The patient’s first case was diagnosed in late March, and he was hospitalized for more than two weeks with what the researchers described as mild symptoms. He was discharged after two consecutive swab tests returned negative for the virus. On Aug. 15, the patient tested positive again after a trip to Spain via the U.K. According to the HKU team, he had picked up a strain that was circulating in Europe in July and August.

Several lines of evidence, including genome analysis and clinical evidence, supported the conclusion that the second bout was a new infection rather than a prolonged one, the researchers wrote.

Ivan Fan-Ngai Hung, one of the paper’s authors, told Caixin that the antibodies produced in the patient’s first episode may have diminished over time to the point that he was vulnerable to reinfection. Such antibodies could start to decline as early as within one to two months, said the report, citing recent studies.

While no antibodies were detected after the first infection, that may have been because the blood sample the researchers relied on was taken 10 days after he first showed symptoms. Previous studies have shown that an antibody response might only be detectable in some patients as many two to three weeks after onset of symptoms.

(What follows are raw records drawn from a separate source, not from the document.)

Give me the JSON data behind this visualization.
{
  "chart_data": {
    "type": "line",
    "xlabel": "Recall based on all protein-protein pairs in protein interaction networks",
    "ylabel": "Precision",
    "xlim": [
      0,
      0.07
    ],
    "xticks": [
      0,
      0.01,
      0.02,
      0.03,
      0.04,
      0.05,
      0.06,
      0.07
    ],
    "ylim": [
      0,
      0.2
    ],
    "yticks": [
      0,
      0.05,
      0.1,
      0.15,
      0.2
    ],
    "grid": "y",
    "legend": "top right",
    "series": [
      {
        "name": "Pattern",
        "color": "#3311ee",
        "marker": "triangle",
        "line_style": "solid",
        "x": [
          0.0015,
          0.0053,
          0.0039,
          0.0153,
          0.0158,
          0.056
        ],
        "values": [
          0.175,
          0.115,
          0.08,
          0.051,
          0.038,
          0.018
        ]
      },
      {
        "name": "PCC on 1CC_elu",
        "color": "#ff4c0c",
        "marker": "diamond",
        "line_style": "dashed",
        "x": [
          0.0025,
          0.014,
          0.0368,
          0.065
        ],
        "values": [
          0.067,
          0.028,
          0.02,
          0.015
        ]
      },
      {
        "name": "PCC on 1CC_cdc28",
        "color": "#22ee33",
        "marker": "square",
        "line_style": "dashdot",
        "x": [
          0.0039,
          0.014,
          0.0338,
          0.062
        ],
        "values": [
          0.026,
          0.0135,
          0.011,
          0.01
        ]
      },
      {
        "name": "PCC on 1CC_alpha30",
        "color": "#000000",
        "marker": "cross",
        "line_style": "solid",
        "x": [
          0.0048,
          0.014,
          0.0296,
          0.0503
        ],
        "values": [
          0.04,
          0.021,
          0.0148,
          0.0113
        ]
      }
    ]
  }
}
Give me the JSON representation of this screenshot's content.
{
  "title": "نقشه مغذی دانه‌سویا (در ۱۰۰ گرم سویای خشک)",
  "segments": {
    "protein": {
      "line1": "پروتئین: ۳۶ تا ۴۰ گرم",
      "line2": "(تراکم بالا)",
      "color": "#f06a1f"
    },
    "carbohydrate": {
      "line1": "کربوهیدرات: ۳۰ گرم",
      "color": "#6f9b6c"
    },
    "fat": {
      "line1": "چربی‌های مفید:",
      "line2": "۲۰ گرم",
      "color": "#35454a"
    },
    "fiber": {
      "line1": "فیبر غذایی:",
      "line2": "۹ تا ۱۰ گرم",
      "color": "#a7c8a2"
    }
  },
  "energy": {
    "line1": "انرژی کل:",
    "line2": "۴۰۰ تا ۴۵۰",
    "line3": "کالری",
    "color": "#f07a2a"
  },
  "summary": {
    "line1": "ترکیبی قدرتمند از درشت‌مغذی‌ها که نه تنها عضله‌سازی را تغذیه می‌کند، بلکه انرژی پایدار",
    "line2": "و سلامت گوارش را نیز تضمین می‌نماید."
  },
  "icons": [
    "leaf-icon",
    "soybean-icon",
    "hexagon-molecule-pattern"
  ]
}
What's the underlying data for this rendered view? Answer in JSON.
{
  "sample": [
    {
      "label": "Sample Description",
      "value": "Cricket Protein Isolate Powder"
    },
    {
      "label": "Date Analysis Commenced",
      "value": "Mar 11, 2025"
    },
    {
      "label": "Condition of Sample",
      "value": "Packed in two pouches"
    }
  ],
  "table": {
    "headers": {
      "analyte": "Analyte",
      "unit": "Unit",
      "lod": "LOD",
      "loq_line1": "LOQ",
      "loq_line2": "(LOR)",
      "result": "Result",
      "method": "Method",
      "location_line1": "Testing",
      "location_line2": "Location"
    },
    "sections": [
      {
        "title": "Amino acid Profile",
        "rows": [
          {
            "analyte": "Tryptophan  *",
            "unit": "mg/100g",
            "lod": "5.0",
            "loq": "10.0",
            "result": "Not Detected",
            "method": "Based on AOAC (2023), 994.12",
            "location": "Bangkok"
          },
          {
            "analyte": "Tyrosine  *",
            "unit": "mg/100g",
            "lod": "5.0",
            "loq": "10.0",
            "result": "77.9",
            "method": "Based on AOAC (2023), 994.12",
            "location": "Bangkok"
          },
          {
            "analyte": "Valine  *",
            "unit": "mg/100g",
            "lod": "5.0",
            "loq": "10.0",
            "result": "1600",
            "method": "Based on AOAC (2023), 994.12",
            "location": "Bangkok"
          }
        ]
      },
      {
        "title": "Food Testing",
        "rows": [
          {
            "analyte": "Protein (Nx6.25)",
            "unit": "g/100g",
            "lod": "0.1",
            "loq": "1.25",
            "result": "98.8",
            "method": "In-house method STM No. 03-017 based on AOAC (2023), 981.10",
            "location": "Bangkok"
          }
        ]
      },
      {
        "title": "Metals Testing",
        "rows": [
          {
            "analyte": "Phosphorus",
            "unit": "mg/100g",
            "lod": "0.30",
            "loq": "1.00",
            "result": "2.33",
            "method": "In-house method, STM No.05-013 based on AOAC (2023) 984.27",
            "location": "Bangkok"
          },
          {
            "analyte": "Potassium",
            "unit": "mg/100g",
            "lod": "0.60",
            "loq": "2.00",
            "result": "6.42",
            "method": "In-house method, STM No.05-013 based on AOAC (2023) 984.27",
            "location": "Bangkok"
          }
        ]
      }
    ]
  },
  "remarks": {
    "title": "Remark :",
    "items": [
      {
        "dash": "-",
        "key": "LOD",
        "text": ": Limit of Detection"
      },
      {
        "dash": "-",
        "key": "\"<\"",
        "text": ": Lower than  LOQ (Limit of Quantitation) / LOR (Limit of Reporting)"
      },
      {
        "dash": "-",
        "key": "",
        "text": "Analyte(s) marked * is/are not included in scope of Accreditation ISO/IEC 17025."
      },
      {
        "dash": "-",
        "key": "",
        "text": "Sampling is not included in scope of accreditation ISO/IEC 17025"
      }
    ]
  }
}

Nevertheless, the patient developed detectable antibodies after the second infection, in what experts called an encouraging sign.

Virus could be here to stay

The HKU team said their research suggested SARS-CoV-2, the virus that causes Covid-19, could continue to circulate among humans even in the face of natural or vaccine-induced herd immunity, though subsequent infections with the disease would be milder than the first.

That means the disease could behave like “common-cold associated human coronaviruses, even if patients have some degree of acquired immunity,” according to the paper.

Nigel McMillan, director of infectious diseases and immunology at Menzies Health Institute Queensland, Griffith University, told Caixin that the paper reveals that the novel coronavirus “is behaving more like normal viruses, that immunity is waning potentially, and that it’s allowing reinfection.”

But there was broad agreement that a single case should not be used to draw population-level conclusions. “Much more data is required for us to understand the implications of reinfection,” Thompson said.

Thompson said the critical questions are to what extent reinfected people are contagious and whether they are generally less symptomatic. He said the hope is that reinfected people are less able to spread the disease to others and get less sick. “Time will tell,” he added.

The HKU’s researchers said that vaccination and control measures such as masking and social-distancing should also be considered for patients who had recovered from the coronavirus given that reinfection still occurred despite some level of specific antibodies.

Sarah Palmer, co-director of the Centre for Virus Research at the Westmead Institute for Medical Research, also urged policymakers to “underscore the need for continuing strict preventative measures until an effective vaccine is available and widely distributed.”